Cooking with Desak in Bali in a Cultural Cooking Exchange
Our cook Desak trained and worked as a waitress at one of Bali’s five-star hotels. In addition to her seemingly effortless ability to turn out Balinese classics, Desak also cooks Western food, but isn’t quite as confident at doing so.
Most villa guests opt for Balinese or pan-Indonesian cuisine when eating in, but occasionally guests (and the owner when he’s there) want a break from local cuisine.
Desak possesses the most important quality of a good chef, a sense of balance with every dish she makes — she has ingredient amounts and seasoning down pat.
Sensing Desak would be an easy student, Lara, with her usual generosity of spirit, offered my services to teach her some new recipes if she taught me some Balinese dishes, which you can read about here, here and here — a kind of cooking exchange programme.
I spent the first week at the villa deciding what dishes I would teach Desak that she could make quite easily in the villa kitchen using ingredients that were readily available.
Desak wanted to learn a couple of sauces to go with steak, a seafood dish that would use salmon or tuna, and whatever else I felt would be easy to make with local ingredients, but with a Western or Asian ‘fusion’ twist.
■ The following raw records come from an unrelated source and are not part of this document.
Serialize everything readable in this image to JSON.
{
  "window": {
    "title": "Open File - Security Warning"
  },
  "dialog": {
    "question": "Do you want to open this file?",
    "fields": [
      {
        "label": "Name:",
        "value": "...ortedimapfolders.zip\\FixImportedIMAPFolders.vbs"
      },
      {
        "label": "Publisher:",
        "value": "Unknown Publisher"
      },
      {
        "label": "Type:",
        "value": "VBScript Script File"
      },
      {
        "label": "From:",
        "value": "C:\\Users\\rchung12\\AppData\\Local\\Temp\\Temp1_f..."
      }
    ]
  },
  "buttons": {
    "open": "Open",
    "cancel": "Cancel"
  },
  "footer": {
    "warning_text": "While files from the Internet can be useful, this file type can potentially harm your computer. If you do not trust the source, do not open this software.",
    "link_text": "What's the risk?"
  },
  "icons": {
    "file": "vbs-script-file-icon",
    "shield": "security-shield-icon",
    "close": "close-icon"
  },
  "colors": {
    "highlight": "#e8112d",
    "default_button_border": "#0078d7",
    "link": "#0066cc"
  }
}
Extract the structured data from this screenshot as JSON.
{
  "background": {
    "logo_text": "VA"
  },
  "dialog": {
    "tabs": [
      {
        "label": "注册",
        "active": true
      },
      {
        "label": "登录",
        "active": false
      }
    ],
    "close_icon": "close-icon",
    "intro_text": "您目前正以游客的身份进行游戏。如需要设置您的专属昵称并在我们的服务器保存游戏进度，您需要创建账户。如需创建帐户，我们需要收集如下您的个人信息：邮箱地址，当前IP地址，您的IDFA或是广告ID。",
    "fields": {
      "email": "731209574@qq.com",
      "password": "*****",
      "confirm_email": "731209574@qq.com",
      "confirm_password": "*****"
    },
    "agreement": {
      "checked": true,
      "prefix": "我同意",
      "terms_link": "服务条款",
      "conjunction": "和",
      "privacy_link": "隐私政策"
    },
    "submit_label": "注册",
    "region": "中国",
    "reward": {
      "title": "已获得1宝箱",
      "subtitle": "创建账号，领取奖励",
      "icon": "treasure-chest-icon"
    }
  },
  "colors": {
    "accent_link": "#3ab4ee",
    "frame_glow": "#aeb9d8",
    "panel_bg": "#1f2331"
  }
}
Here’s what I decided to make:
Sweet potato and ginger soup with shrimps
Prawns with avocado
Ginger scallion noodles
Salmon with colcannon
Steak with mushroom or pepper sauce
Somewhat irrationally, I decided on the list of recipes before really making sure that I could get everything fresh, so my shopping trip to purchase the ingredients was a minor disaster.
Avocados were either very expensive or hard as a rock. The local rump steak is so tough that locals tenderise it mercilessly before cooking. I bought some ‘bacon’ that I thought would be a decent substitute for pancetta (which adorns the salmon dish) which was so awful even the villa dog Dinah had a hard time swallowing it. The kilo of sweet potatoes I bought, even though they were labeled as such, turned out to be, well, not so sweet. They obviously had the wrong tag on them…
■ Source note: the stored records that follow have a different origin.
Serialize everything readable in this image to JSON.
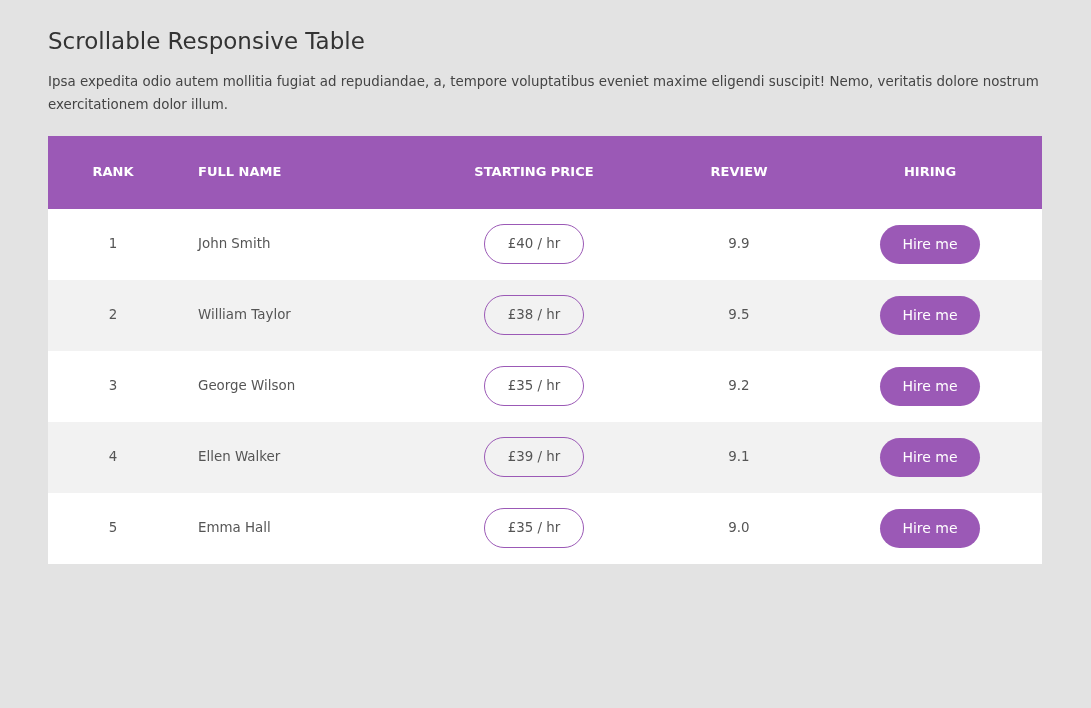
{
  "title": "Scrollable Responsive Table",
  "description": "Ipsa expedita odio autem mollitia fugiat ad repudiandae, a, tempore voluptatibus eveniet maxime eligendi suscipit! Nemo, veritatis dolore nostrum exercitationem dolor illum.",
  "table": {
    "columns": [
      "RANK",
      "FULL NAME",
      "STARTING PRICE",
      "REVIEW",
      "HIRING"
    ],
    "rows": [
      {
        "rank": "1",
        "name": "John Smith",
        "price": "£40 / hr",
        "review": "9.9",
        "action": "Hire me"
      },
      {
        "rank": "2",
        "name": "William Taylor",
        "price": "£38 / hr",
        "review": "9.5",
        "action": "Hire me"
      },
      {
        "rank": "3",
        "name": "George Wilson",
        "price": "£35 / hr",
        "review": "9.2",
        "action": "Hire me"
      },
      {
        "rank": "4",
        "name": "Ellen Walker",
        "price": "£39 / hr",
        "review": "9.1",
        "action": "Hire me"
      },
      {
        "rank": "5",
        "name": "Emma Hall",
        "price": "£35 / hr",
        "review": "9.0",
        "action": "Hire me"
      }
    ]
  }
}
After making the not-so-sweet potato and ginger soup with shrimps with Desak, we decided that the local pumpkin would be a better fit for her future efforts. It’s an easy soup to make and you can store it for a couple of days — perfect for a villa full of guests.
My prawns with avocado dish was abandoned, due to the rock-hard avocado, but I did show her how to grill prawns quickly marinated in soy and sugar. The rest of the prawns got used in the colcannon, which was part of the recipe anyway.
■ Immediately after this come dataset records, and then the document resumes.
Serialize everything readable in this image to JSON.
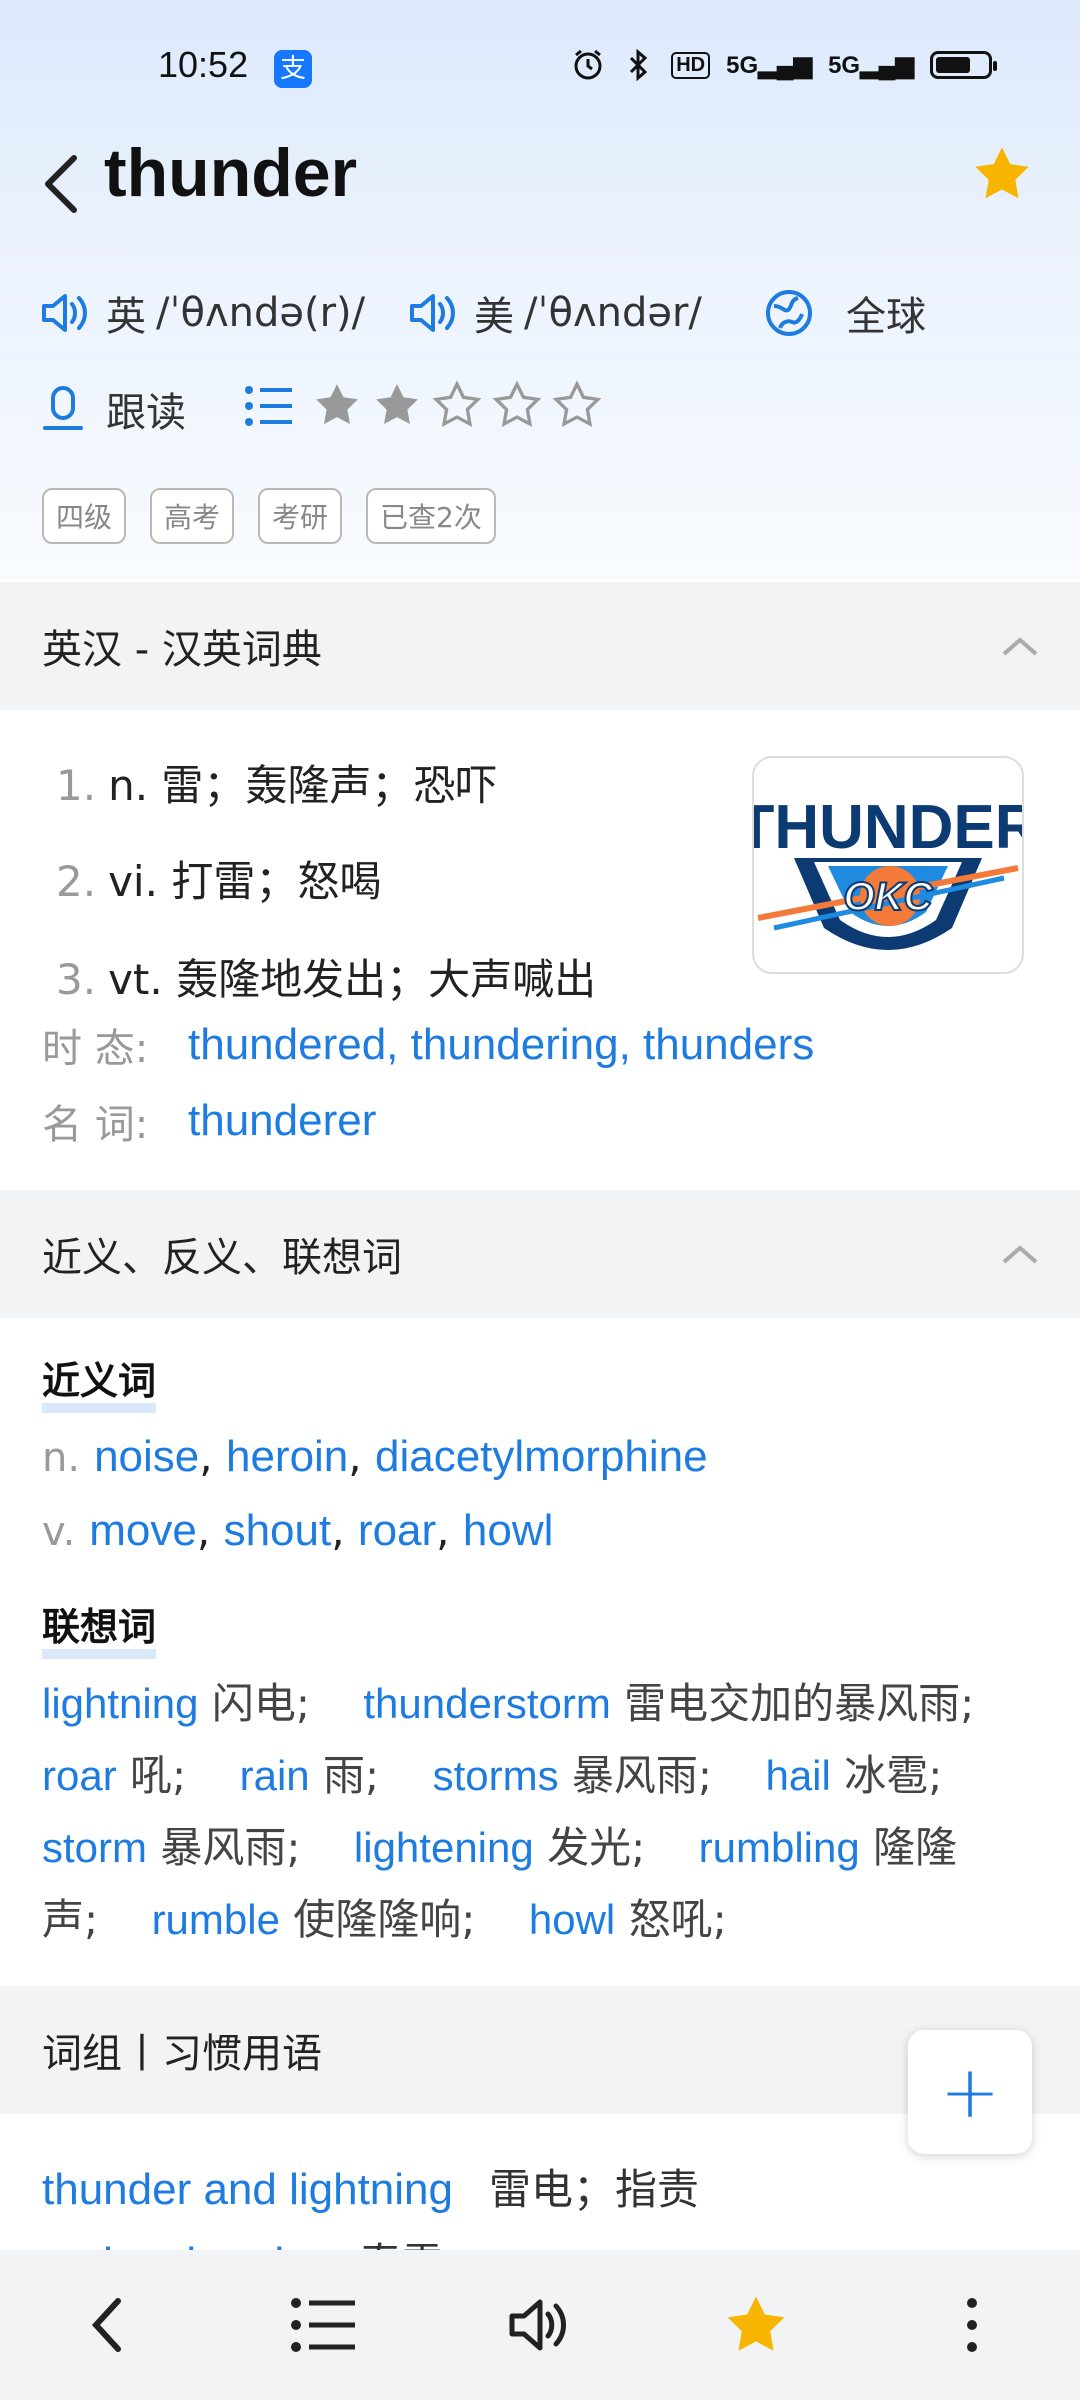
{
  "status_bar": {
    "time": "10:52",
    "alipay_glyph": "支",
    "hd_label": "HD",
    "signal1": "5G",
    "signal2": "5G",
    "icons": [
      "alarm-icon",
      "bluetooth-icon",
      "hd-icon",
      "signal-5g-icon",
      "signal-5g-icon",
      "battery-icon"
    ]
  },
  "header": {
    "word": "thunder",
    "favorite": true
  },
  "pronunciation": {
    "uk_label": "英",
    "uk_phonetic": "/ˈθʌndə(r)/",
    "us_label": "美",
    "us_phonetic": "/ˈθʌndər/",
    "global_label": "全球",
    "follow_read_label": "跟读",
    "rating_filled": 2,
    "rating_total": 5
  },
  "tags": [
    "四级",
    "高考",
    "考研",
    "已查2次"
  ],
  "dictionary": {
    "section_title": "英汉 - 汉英词典",
    "definitions": [
      {
        "num": "1.",
        "pos": "n.",
        "meaning": "雷；轰隆声；恐吓"
      },
      {
        "num": "2.",
        "pos": "vi.",
        "meaning": "打雷；怒喝"
      },
      {
        "num": "3.",
        "pos": "vt.",
        "meaning": "轰隆地发出；大声喊出"
      }
    ],
    "tense_label": "时 态:",
    "tense_value": "thundered, thundering, thunders",
    "noun_label": "名 词:",
    "noun_value": "thunderer",
    "logo_text": "THUNDER",
    "logo_badge": "OKC"
  },
  "synonyms": {
    "section_title": "近义、反义、联想词",
    "synonyms_title": "近义词",
    "n_label": "n.",
    "n_words": [
      "noise",
      "heroin",
      "diacetylmorphine"
    ],
    "v_label": "v.",
    "v_words": [
      "move",
      "shout",
      "roar",
      "howl"
    ],
    "assoc_title": "联想词",
    "assoc": [
      {
        "w": "lightning",
        "m": "闪电;"
      },
      {
        "w": "thunderstorm",
        "m": "雷电交加的暴风雨;"
      },
      {
        "w": "roar",
        "m": "吼;"
      },
      {
        "w": "rain",
        "m": "雨;"
      },
      {
        "w": "storms",
        "m": "暴风雨;"
      },
      {
        "w": "hail",
        "m": "冰雹;"
      },
      {
        "w": "storm",
        "m": "暴风雨;"
      },
      {
        "w": "lightening",
        "m": "发光;"
      },
      {
        "w": "rumbling",
        "m": "隆隆声;"
      },
      {
        "w": "rumble",
        "m": "使隆隆响;"
      },
      {
        "w": "howl",
        "m": "怒吼;"
      }
    ]
  },
  "phrases": {
    "section_title": "词组丨习惯用语",
    "items": [
      {
        "w": "thunder and lightning",
        "m": "雷电；指责"
      },
      {
        "w": "spring thunder",
        "m": "春雷"
      }
    ]
  },
  "fab": {
    "label": "+"
  },
  "bottom_nav": [
    "back-icon",
    "list-icon",
    "speaker-icon",
    "star-icon",
    "more-icon"
  ]
}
With some leftover salmon, we made some ginger scallion noodles, using the ginger scallion sauce recipe from New York chef, David Chang, somewhat overly famous for his Momofuku restaurants. Both ginger and scallions are plentiful on the island.
I then taught Desak a couple of the classic sauces that generally accompany steak — a mushroom sauce and a pepper sauce — which she both loved.
Over the course of one long day and lunch and dinner, Desak and I cooked together, and the four of us (including Lara’s mother, who was visiting for a week) ate all the dishes together.
As we ate we discussed the dishes, the ingredients we used, what could be used in their place, and how Desak could vary the recipes — like cooks and foodies anywhere.
Desak said it was the best food she’d eaten. Ever. But most of all she was really happy about what she had learned — and I was happy to have given her a few new ideas for her repertoire.
I was exhausted afterwards, but a couple of days later, on our very last morning in Bali, Desak said she had a surprise for me…
Just one hour before we left for the airport Desak presented us with plates of ginger scallion noodles topped with perfectly grilled prawns. It was delicious and she was justifiably proud of them. It made it all worthwhile.